The Cat Fanciers Association recognized the Himalayan as a breed in 1957, but in the 1980s, changed the Himalayan’s designation to a variety of Persian. The International Cat Association also considers the Himalayan a variety of Siamese. Only the American Cat Fanciers Association recognizes the Himalayan as a separate breed.
The Look of a Himalayan
Himalayans come in a variety of “point colors,” much like their Siamese relatives. These colors vary from registry to registry. In CFA, recognized colors are chocolate, seal, lilac, blue, red, cream tortoiseshell, blue-cream, chocolate- tortoiseshell, lilac-cream, seal lynx, blue lynx, red lynx, cream lynx, tortoiseshell lynx, blue-cream lynx, chocolate lynx, lilac lynx, chocolate- tortoiseshell lynx and lilac-cream lynx. Eyes must be blue.

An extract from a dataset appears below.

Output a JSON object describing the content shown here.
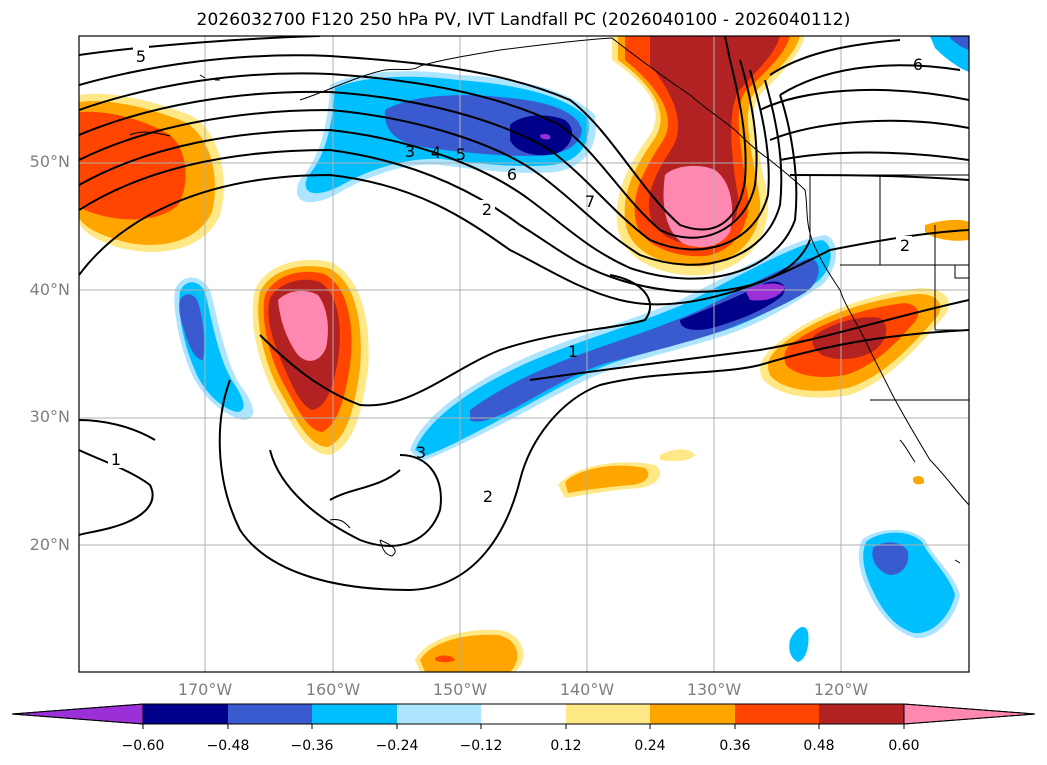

The face of the Himalayan is flat, like that of the Persian. The coat is thick and profuse, and the paws are large.
Talk About Himalayans
The perfect gentleman
When I first saw Mr. Kitty, he was an abandoned "Rastaman" kitty living under the porch of our new home. The previous owners moved and left him. He was wild for more than a year. It took lots of patience and time before I could cut off those dreadlocks and invite him into our home.
He was the perfect gentleman: quiet, loving, and very devoted once we gained his trust. He was very respectful of our two girls, and they ended up adoring him. He loved being in our company and followed us from room to room.
He grew to about 13 pounds and had a beautiful silky coat that required combing about twice a week/ Rubbing his head made him drool and purr like a motorboat. He loved those corregated cardboad scratchers sprinked with catnip.
We were surprised at how playful this distinguished-looking, blue-eyed, ever-so-slightly-crosseyed cat with the quiet voice could be. He loved to be carried around and he loved to be kissed on his head. We spoiled him rotten because he deserved it. We'll never understand how someone could abandon this loving creature.